Much has changed since Vacca first began working nearly 40 years ago. At the beginning of his career, letters were written on typewriters. When they were to be replaced by computers, he thought it was a waste of money. Vacca is anything but a digital native. But he is not a digital naive either. Through his work for the Committee on Technology, he knows to what extent computer-based decisions affect the daily lives of New Yorkers: Police officers patrol on the basis of machine-generated crime forecasts, students are assigned to their secondary schools by computers, social welfare payments are checked by software, and pretrial detention is imposed on the basis of algorithmically calculated recidivism rates. In principle, Vacca has no objection to that. Yet he wants to understand how these decisions are made.

Vacca was irritated by the lack of openness in administrative procedures as early as the 1980s. At the time, he was annoyed by what he considered a shortage of personnel at the Bronx police station which he oversaw as district manager. When he turned to the relevant government agency, he was told that the crime rate in his district was too low for more policemen. The underlying formula used to calculate the rate, however, was not given to him. Therefore, he could neither understand nor question the quota, nor take action against it.

Vacca wanted more transparency. In August 2017, he presented the first version of the bill to the City Council. It would have required all public authorities to disclose the source code for their algorithms. Yet the experts put the brakes on during the Committee on Technology hearing: The subject area is still too unknown, they said. Too much transparency would endanger public safety, make the systems vulnerable to hackers and violate software manufacturers’ intellectual property.
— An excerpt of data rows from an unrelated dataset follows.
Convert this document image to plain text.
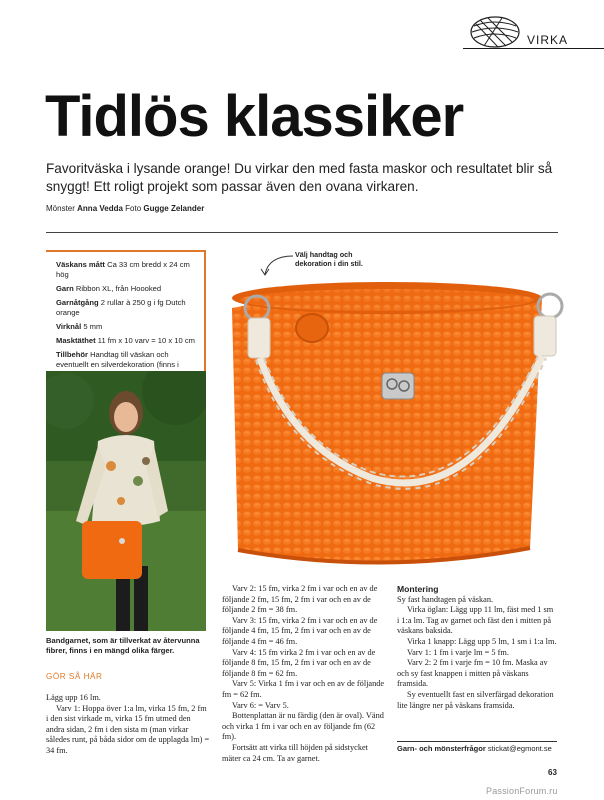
VIRKA
Tidlös klassiker

Favoritväska i lysande orange! Du virkar den med fasta maskor och resultatet blir så snyggt! Ett roligt projekt som passar även den ovana virkaren.

Mönster Anna Vedda Foto Gugge Zelander
Väskans mått Ca 33 cm bredd x 24 cm hög
Garn Ribbon XL, från Hoooked
Garnåtgång 2 rullar à 250 g i fg Dutch orange
Virknål 5 mm
Masktäthet 11 fm x 10 varv = 10 x 10 cm
Tillbehör Handtag till väskan och eventuellt en silverdekoration (finns i
Bandgarnet, som är tillverkat av återvunna fibrer, finns i en mängd olika färger.
Välj handtag och dekoration i din stil.
GÖR SÅ HÄR

Lägg upp 16 lm.

Varv 1: Hoppa över 1:a lm, virka 15 fm, 2 fm i den sist virkade m, virka 15 fm utmed den andra sidan, 2 fm i den sista m (man virkar således runt, på båda sidor om de upplagda lm) = 34 fm.

Varv 2: 15 fm, virka 2 fm i var och en av de följande 2 fm, 15 fm, 2 fm i var och en av de följande 2 fm = 38 fm.

Varv 3: 15 fm, virka 2 fm i var och en av de följande 4 fm, 15 fm, 2 fm i var och en av de följande 4 fm = 46 fm.

Varv 4: 15 fm virka 2 fm i var och en av de följande 8 fm, 15 fm, 2 fm i var och en av de följande 8 fm = 62 fm.

Varv 5: Virka 1 fm i var och en av de följande fm = 62 fm.

Varv 6: = Varv 5.

Bottenplattan är nu färdig (den är oval). Vänd och virka 1 fm i var och en av följande fm (62 fm).

Fortsätt att virka till höjden på sidstycket mäter ca 24 cm. Ta av garnet.

Montering

Sy fast handtagen på väskan.

Virka öglan: Lägg upp 11 lm, fäst med 1 sm i 1:a lm. Tag av garnet och fäst den i mitten på väskans baksida.

Virka 1 knapp: Lägg upp 5 lm, 1 sm i 1:a lm.

Varv 1: 1 fm i varje lm = 5 fm.

Varv 2: 2 fm i varje fm = 10 fm. Maska av och sy fast knappen i mitten på väskans framsida.

Sy eventuellt fast en silverfärgad dekoration lite längre ner på väskans framsida.

Garn- och mönsterfrågor stickat@egmont.se
63
PassionForum.ru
Vacca had to make concessions. A commission of academics and experts was set up to draft rules, due by the end of 2019, on how City Council members and the public will be informed about such automated decisions. Vacca was nevertheless satisfied because the commission has a clearly defined mandate: “If machines, algorithms and data determine us, they must at least be transparent. Thanks to the transparency law, we will have a better overview and understanding of algorithmic decision-making, and we will be able to make agencies accountable.” 4The trend towards more openness and regulation seems unstoppable.
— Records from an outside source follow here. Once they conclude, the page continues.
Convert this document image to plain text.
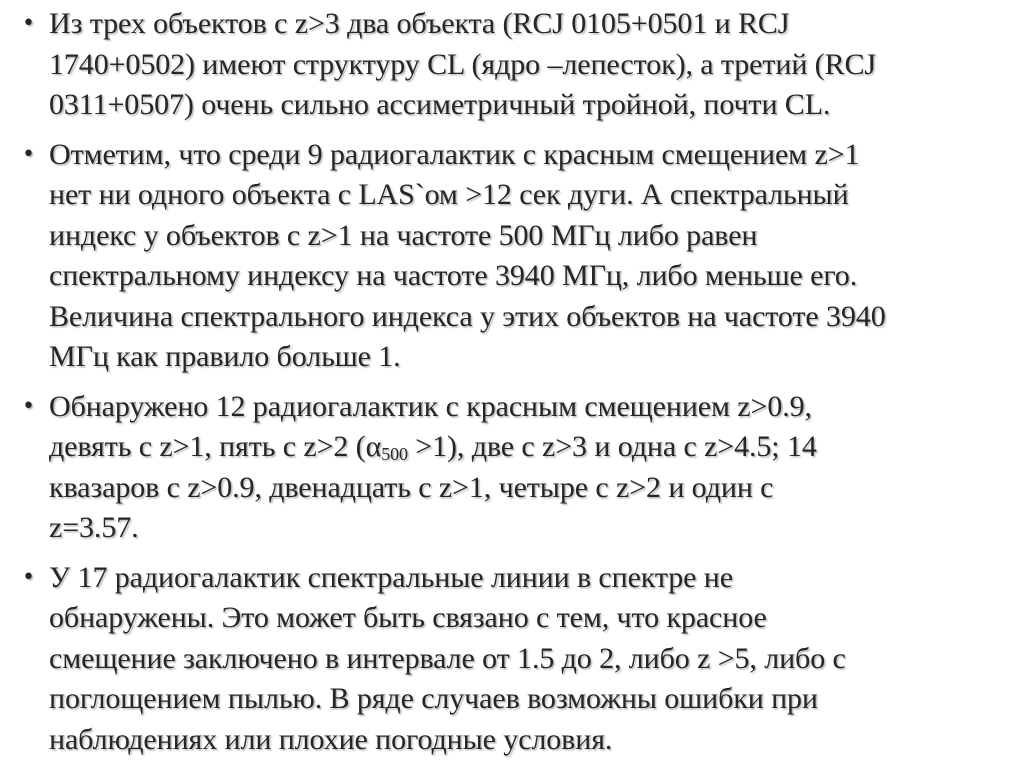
• Из трех объектов с z>3 два объекта (RCJ 0105+0501 и RCJ
1740+0502) имеют структуру CL (ядро –лепесток), а третий (RCJ
0311+0507) очень сильно ассиметричный тройной, почти CL.
• Отметим, что среди 9 радиогалактик с красным смещением z>1
нет ни одного объекта с LAS`ом >12 сек дуги. А спектральный
индекс у объектов с z>1 на частоте 500 МГц либо равен
спектральному индексу на частоте 3940 МГц, либо меньше его.
Величина спектрального индекса у этих объектов на частоте 3940
МГц как правило больше 1.
• Обнаружено 12 радиогалактик с красным смещением z>0.9,
девять с z>1, пять с z>2 $(\alpha_{500} >1)$, две с z>3 и одна с z>4.5; 14
квазаров с z>0.9, двенадцать с z>1, четыре с z>2 и один с
z=3.57.
• У 17 радиогалактик спектральные линии в спектре не
обнаружены. Это может быть связано с тем, что красное
смещение заключено в интервале от 1.5 до 2, либо z >5, либо с
поглощением пылью. В ряде случаев возможны ошибки при
наблюдениях или плохие погодные условия.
The legislative initiative has already stimulated a number of changes. The use of algorithms is now on New York’s public agenda – in the City Council, in the media, among the city’s residents. Algorithms are a political issue. A debate is taking place about what they are used for. And they are already used very broadly.

In the service of safety

It is not only 911 emergency calls but also computer messages that send New York police officers out on their next assignment. 5No crime has occurred at the scene assigned to the police by the software. According to the automated data analysis, however, the selected area is likely to be the site of car theft or burglary in the next few hours – crimes that could be prevented by increased patrols.

Algorithms are managing law enforcement activities. In the 1990s, New York City was notorious for its high crime rate and gangsterism. Within one year, 2,000 murders, 100,000 robberies and 147,000 car thefts took place. New York was viewed as one of the most dangerous cities in the world. Politicians reacted. Under the slogan “zero tolerance,” tougher penalties and higher detection rates were meant to make clear: Crime does not pay.

But what if modern technology could be used to prevent crime before it even occurs? The New York police force also considered this, although it initially sounded like science fiction. The Spielberg thriller Minority Report , based on the short story by Philip K. Dick, played the idea through in 2002: In a utopian society, serious crimes no longer happen because three mutants have clairvoyant abilities and reliably report every crime – a week before it is committed. Potential offenders are detained. Chief John Anderton, played in the movie by Tom Cruise, leads the police department and is proud of its results until one day his own name is spat out by the system. He is now considered a murderer-to-be and desperately tries to prove his innocence.